La propaganda inversa, nazionalista, è infatti contrapposta dalla borghesia al dilagare delle idee socialiste. Dopo la scomunica del prete che invoca i fulmini di Dio, l'ultima ratio della società borghese è l'invocazione alla solidarietà nazionale delle classi per ottenere il disarmo del proletariato dalla guerra sociale.

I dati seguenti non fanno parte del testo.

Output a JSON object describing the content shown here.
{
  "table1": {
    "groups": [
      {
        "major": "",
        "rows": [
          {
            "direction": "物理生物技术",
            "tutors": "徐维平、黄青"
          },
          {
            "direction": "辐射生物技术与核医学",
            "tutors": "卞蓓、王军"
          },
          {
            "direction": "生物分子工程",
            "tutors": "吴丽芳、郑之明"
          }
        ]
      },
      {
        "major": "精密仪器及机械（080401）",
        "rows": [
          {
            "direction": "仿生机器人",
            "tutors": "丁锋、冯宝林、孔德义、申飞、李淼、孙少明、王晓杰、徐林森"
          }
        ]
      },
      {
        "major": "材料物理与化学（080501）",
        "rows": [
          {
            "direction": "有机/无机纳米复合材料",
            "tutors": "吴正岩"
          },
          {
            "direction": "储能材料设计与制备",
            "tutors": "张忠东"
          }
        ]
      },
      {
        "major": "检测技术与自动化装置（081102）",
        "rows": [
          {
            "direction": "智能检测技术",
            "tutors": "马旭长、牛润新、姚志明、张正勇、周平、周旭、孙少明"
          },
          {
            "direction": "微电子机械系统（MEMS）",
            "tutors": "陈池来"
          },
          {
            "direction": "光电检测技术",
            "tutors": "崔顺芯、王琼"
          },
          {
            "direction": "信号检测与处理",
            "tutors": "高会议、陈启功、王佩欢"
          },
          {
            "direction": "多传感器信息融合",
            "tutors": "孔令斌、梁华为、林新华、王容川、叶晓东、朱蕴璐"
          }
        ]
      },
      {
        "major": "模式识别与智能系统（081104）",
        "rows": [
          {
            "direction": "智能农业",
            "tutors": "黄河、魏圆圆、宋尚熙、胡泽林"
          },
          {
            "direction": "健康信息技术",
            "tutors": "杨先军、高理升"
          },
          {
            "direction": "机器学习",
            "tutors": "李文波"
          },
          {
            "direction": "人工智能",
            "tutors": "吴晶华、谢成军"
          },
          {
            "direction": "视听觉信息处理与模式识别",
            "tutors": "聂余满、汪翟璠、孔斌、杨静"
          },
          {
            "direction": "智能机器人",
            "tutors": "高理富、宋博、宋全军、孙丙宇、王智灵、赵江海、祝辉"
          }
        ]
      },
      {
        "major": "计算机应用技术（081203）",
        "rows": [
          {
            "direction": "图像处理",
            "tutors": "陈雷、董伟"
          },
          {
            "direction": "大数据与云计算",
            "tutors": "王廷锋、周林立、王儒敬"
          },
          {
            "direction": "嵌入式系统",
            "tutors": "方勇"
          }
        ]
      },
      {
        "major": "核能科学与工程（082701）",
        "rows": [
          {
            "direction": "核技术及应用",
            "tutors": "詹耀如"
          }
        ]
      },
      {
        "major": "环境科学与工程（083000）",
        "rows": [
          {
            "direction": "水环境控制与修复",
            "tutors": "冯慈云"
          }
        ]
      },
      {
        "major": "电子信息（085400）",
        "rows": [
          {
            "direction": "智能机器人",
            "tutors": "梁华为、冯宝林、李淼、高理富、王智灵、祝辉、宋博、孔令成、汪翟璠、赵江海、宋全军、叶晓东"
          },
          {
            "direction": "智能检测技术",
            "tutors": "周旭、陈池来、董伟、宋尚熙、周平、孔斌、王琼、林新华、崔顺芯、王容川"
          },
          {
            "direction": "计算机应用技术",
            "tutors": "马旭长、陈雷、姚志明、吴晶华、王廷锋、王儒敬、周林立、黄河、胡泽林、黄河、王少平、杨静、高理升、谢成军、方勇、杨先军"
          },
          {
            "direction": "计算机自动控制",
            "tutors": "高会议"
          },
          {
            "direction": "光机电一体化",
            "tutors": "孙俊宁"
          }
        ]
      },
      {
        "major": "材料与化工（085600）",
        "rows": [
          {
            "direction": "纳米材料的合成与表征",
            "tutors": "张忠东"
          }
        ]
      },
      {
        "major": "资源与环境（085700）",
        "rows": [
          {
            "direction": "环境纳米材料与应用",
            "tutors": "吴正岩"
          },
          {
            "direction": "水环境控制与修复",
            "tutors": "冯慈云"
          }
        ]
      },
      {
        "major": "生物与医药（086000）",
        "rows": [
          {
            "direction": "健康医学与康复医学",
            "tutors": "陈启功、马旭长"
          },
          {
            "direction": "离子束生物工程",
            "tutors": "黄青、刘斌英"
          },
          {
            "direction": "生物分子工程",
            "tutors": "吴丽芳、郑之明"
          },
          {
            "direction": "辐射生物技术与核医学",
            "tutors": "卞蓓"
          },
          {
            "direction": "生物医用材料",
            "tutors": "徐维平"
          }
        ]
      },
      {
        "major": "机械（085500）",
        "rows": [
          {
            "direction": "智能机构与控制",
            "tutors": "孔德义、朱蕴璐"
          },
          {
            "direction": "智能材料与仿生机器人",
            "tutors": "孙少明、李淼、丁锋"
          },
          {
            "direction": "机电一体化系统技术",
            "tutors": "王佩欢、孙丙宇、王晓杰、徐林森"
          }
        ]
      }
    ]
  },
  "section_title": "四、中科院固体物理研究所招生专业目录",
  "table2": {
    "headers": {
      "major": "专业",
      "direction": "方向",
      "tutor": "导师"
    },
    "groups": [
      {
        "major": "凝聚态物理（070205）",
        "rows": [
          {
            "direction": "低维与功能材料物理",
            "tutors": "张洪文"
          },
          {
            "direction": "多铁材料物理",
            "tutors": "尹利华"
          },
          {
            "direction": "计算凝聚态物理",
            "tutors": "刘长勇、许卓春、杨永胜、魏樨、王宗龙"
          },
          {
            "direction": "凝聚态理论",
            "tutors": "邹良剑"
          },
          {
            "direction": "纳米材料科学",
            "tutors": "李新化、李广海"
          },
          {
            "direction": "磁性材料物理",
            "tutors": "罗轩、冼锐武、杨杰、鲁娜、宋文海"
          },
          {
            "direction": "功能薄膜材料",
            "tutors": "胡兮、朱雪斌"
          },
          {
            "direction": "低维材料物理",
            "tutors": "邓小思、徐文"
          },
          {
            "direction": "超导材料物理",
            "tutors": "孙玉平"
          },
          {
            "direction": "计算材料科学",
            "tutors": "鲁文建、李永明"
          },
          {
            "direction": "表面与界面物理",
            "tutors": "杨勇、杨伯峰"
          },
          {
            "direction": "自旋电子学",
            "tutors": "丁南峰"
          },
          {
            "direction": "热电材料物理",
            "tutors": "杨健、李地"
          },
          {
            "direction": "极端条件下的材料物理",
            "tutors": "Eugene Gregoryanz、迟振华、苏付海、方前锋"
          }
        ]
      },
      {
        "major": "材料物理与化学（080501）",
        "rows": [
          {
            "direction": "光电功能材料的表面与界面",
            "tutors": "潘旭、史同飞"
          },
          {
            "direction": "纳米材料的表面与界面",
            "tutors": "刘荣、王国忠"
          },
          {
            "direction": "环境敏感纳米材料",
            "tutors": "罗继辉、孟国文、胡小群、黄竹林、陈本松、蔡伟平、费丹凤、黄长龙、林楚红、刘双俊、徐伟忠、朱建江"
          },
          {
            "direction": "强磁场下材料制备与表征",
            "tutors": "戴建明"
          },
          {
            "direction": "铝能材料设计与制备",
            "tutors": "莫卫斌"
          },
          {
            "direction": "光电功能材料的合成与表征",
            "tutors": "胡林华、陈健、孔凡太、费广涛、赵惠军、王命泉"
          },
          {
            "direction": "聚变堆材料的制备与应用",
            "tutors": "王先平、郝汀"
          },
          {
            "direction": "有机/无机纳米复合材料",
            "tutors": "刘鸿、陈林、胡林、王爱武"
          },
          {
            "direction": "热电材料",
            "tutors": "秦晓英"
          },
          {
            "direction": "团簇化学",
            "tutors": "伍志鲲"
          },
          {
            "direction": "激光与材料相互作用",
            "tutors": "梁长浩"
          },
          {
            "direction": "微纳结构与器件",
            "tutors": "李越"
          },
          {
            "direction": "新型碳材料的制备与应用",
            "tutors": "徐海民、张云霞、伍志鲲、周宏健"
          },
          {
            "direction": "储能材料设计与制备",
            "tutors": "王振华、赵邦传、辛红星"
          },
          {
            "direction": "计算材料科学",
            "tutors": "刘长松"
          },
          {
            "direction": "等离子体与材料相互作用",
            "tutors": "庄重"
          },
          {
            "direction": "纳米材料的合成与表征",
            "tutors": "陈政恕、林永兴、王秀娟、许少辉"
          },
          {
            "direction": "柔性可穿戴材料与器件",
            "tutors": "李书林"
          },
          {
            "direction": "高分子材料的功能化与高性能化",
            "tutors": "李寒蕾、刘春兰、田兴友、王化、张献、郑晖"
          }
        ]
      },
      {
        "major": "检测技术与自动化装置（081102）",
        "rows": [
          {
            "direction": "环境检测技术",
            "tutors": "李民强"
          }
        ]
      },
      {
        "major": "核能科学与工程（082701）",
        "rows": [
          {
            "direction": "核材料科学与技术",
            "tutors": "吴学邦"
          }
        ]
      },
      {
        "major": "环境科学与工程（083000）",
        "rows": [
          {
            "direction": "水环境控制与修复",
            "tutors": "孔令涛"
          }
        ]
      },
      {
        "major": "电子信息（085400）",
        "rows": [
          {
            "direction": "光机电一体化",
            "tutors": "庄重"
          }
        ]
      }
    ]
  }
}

E così a Trieste, dove esiste e fiorisce l'organizzazione di classe, ove svolge una fortunata propaganda il partito socialista, la borghesia vorrebbe invocare il diversivo dell'irredentismo per arrestare quel movimento che la danneggia nel campo economico. Si grida a quei socialisti: Alto là: "prima" e' è un altro problema che noi tutti italiani dell'Austria, padroni od operai, dobbiamo risolvere: la conquista dell'autonomia nazionale; dopo potrà aver luogo la vostra lotta di classe (dopo, s'intende, la solidarietà invocata per l'indipendenza nazionale sarebbe sempre richiesta per le follie imperialistiche e il brigantaggio coloniale). Ma la lotta di classe è uno stadio storico così enormemente avanzato rispetto alle aspirazioni di nazionalità, che il cedere a quell'invito significherebbe tornare indietro, e fare opera non rivoluzionaria, ma reazionaria.

Che cosa è il ridicolo irredentismo borghese di fronte al nostro postulato mondiale: la redenzione dei lavoratori? Che importa all'operaio, reietto della società, se il sangue gli venga succhiato sotto gli auspici dello stemma dell'una o dell'altra dinastia che divide l'Isonzo, e che unisce... l'impiccagione? Questa, o filistei borghesi, non è propaganda di basso utilitarismo. Non è esortazione a posporre le aspirazioni ideali al benessere economico personale. Noi ben vorremmo che ogni operaio fosse così pieno di santo "idealismo" da arrischiare per una causa di redenzione comune il proprio benessere e la stessa sua vita. Ma per scuotersi dalle spalle macerate sul lavoro ben altro peso che non sia quello che punge la sentimentalità dei vostri precordi, quando augurate, pieno il ventre e lucidi gli occhi, alla "più grande Italia".

Dire, come il Giornale d'Italia, che il partito socialista dell'Istria è animato da scarso sentimento d'italianità, non è un'accusa, ma soltanto una sciocchezza. Che cosa importa ai socialisti dell' italianità o dell'austriacantismo? E, se i nostri compagni di lassù hanno ancora qualche scrupolo del genere, noi li esortiamo a metterlo da parte, e diciamo loro: Avanti, per il socialismo!

Da "L' Avanguardia" dell'11 gennaio 1914. Firmato: Amadeo Bordiga.